The bulk of the solo performances come from 1976, beginning with Reichel’s otherworldly “Mariahilf.” Fred Van Hove’s “Daar Spelt de Baiaard Weer” is a brief, sparkling solo on prepared piano. Tristan Honsinger performs the phenomenal “I Didn’t Care,” a cello solo juxtaposed with Honsinger’s wordless vocalizations, and Derek Bailey is captured in fine form on “Improvisation 27376.” Just to settle on Honsinger and Bailey for a moment, their solos are of particular historical importance, capturing the cellist and guitarist just after their early duo albums, and about 2 months before Company 1.
The final two recordings, from 1977, are just fantastic. The first, a trombone solo from Albert Mangelsdorff, “Question at Midnight,” begins in a stately and bold fashion that’s gradually undercut by a variety of extended techniques. Mangelsdorff closes out with a humorous and twisted marching refrain. I don’t know what others will think, but the set’s absolute best moment, for me, comes from Johnny Dyani. “Soweto-Simbabwe-Mississippie-Child-Cry” has Dyani on bass, percussion, and his glorious vocals. His is the final track on the Soloists set, as well as the last track, chronologically speaking. It’s a wonderful moment to go out on: when Dyani ends, the crowd bursts into applause.

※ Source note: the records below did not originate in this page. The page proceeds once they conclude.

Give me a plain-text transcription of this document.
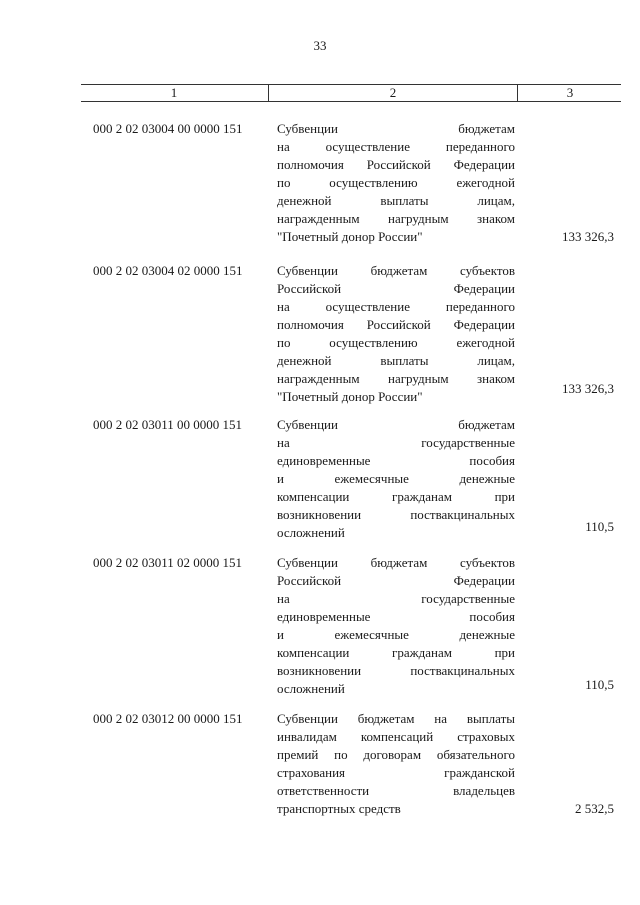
33
1	2	3
000 2 02 03004 00 0000 151	Субвенции бюджетам
на осуществление переданного
полномочия Российской Федерации
по осуществлению ежегодной
денежной выплаты лицам,
награжденным нагрудным знаком
"Почетный донор России"	133 326,3
000 2 02 03004 02 0000 151	Субвенции бюджетам субъектов
Российской Федерации
на осуществление переданного
полномочия Российской Федерации
по осуществлению ежегодной
денежной выплаты лицам,
награжденным нагрудным знаком
"Почетный донор России"
133 326,3
000 2 02 03011 00 0000 151	Субвенции бюджетам
на государственные
единовременные пособия
и ежемесячные денежные
компенсации гражданам при
возникновении поствакцинальных
осложнений	110,5
000 2 02 03011 02 0000 151	Субвенции бюджетам субъектов
Российской Федерации
на государственные
единовременные пособия
и ежемесячные денежные
компенсации гражданам при
возникновении поствакцинальных
осложнений	110,5
000 2 02 03012 00 0000 151	Субвенции бюджетам на выплаты
инвалидам компенсаций страховых
премий по договорам обязательного
страхования гражданской
ответственности владельцев
транспортных средств	2 532,5
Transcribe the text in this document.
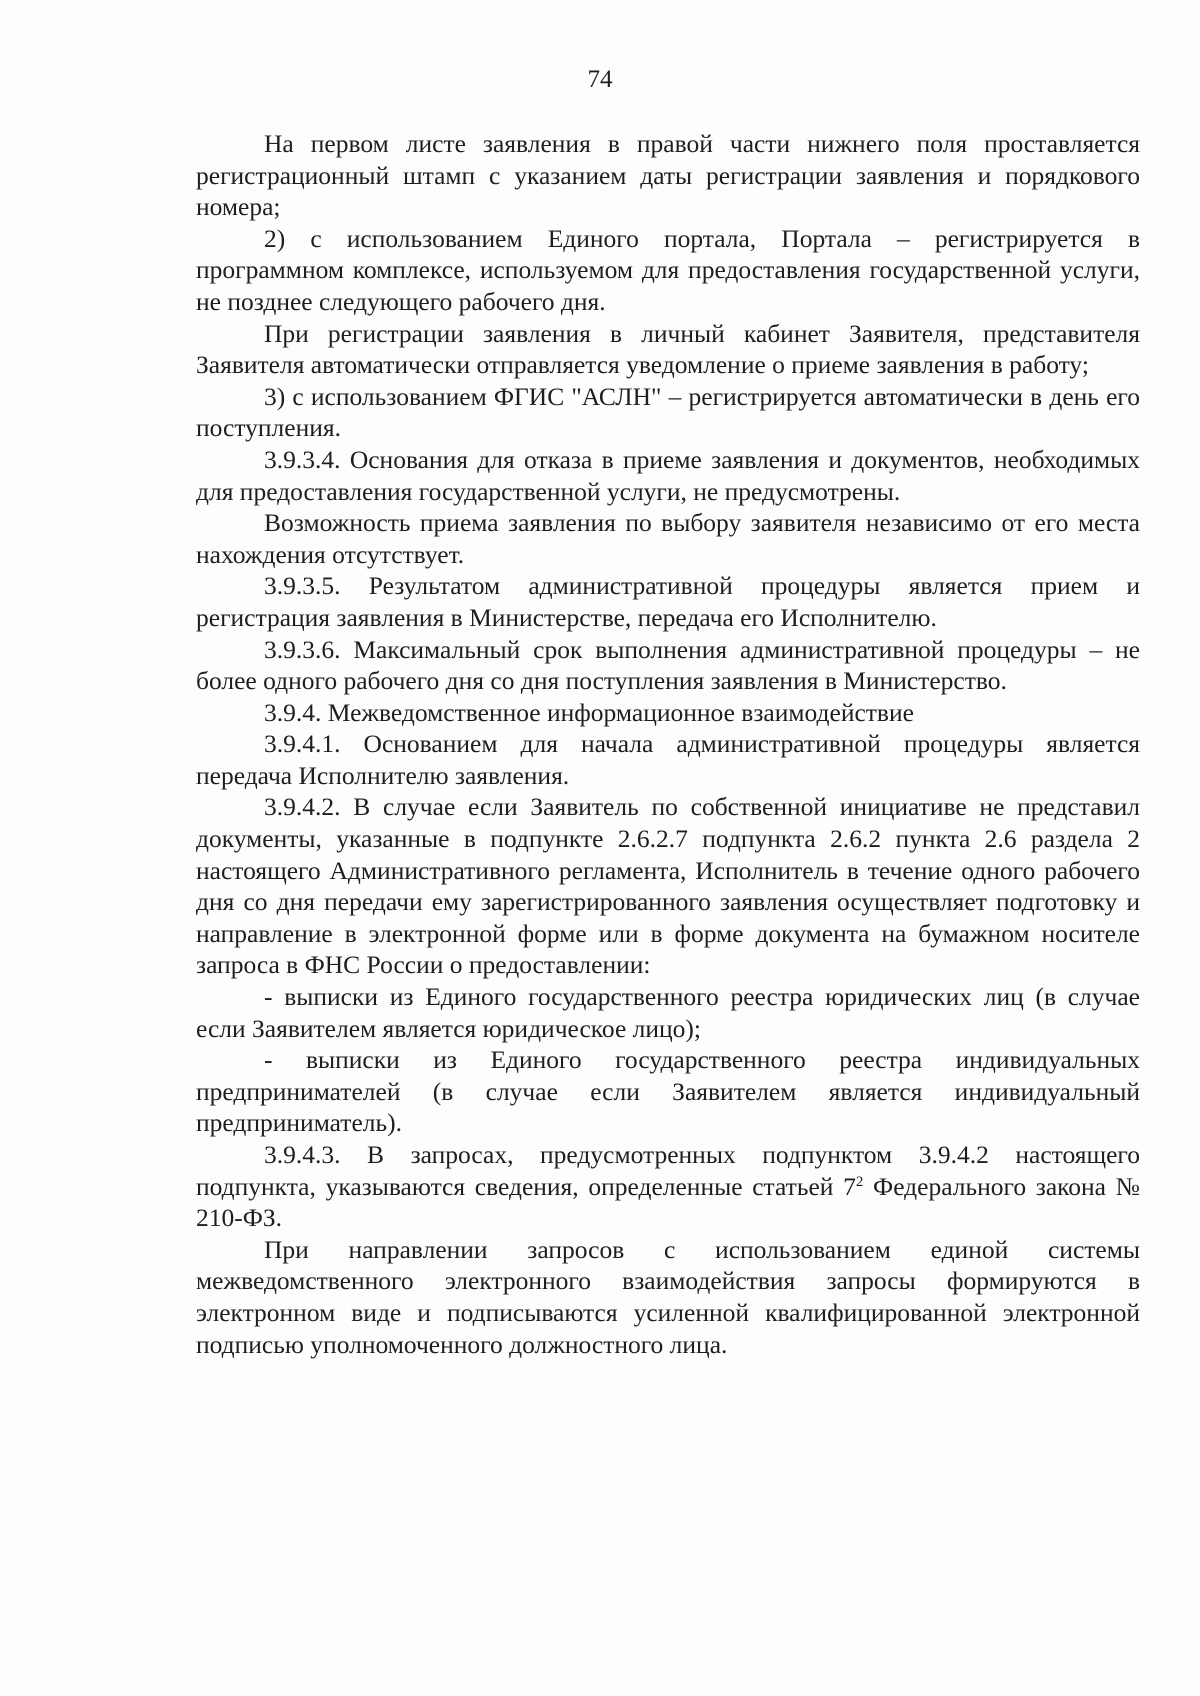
74

На первом листе заявления в правой части нижнего поля проставляется регистрационный штамп с указанием даты регистрации заявления и порядкового номера;

2) с использованием Единого портала, Портала – регистрируется в программном комплексе, используемом для предоставления государственной услуги, не позднее следующего рабочего дня.

При регистрации заявления в личный кабинет Заявителя, представителя Заявителя автоматически отправляется уведомление о приеме заявления в работу;

3) с использованием ФГИС "АСЛН" – регистрируется автоматически в день его поступления.

3.9.3.4. Основания для отказа в приеме заявления и документов, необходимых для предоставления государственной услуги, не предусмотрены.

Возможность приема заявления по выбору заявителя независимо от его места нахождения отсутствует.

3.9.3.5. Результатом административной процедуры является прием и регистрация заявления в Министерстве, передача его Исполнителю.

3.9.3.6. Максимальный срок выполнения административной процедуры – не более одного рабочего дня со дня поступления заявления в Министерство.

3.9.4. Межведомственное информационное взаимодействие

3.9.4.1. Основанием для начала административной процедуры является передача Исполнителю заявления.

3.9.4.2. В случае если Заявитель по собственной инициативе не представил документы, указанные в подпункте 2.6.2.7 подпункта 2.6.2 пункта 2.6 раздела 2 настоящего Административного регламента, Исполнитель в течение одного рабочего дня со дня передачи ему зарегистрированного заявления осуществляет подготовку и направление в электронной форме или в форме документа на бумажном носителе запроса в ФНС России о предоставлении:

- выписки из Единого государственного реестра юридических лиц (в случае если Заявителем является юридическое лицо);

- выписки из Единого государственного реестра индивидуальных предпринимателей (в случае если Заявителем является индивидуальный предприниматель).

3.9.4.3. В запросах, предусмотренных подпунктом 3.9.4.2 настоящего подпункта, указываются сведения, определенные статьей $7^2$ Федерального закона № 210-ФЗ.

При направлении запросов с использованием единой системы межведомственного электронного взаимодействия запросы формируются в электронном виде и подписываются усиленной квалифицированной электронной подписью уполномоченного должностного лица.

All minor complaints aside, it’s impossible not to give this set my highest recommendation. As I mentioned, the range of performers and years captured represent some of the highlights of 1970s European free jazz. As I mentioned above, there’s a bit of a nostalgic glow to this era, but FOR EXAMPLE makes a strong case that this is a high water mark in the development of free jazz globally.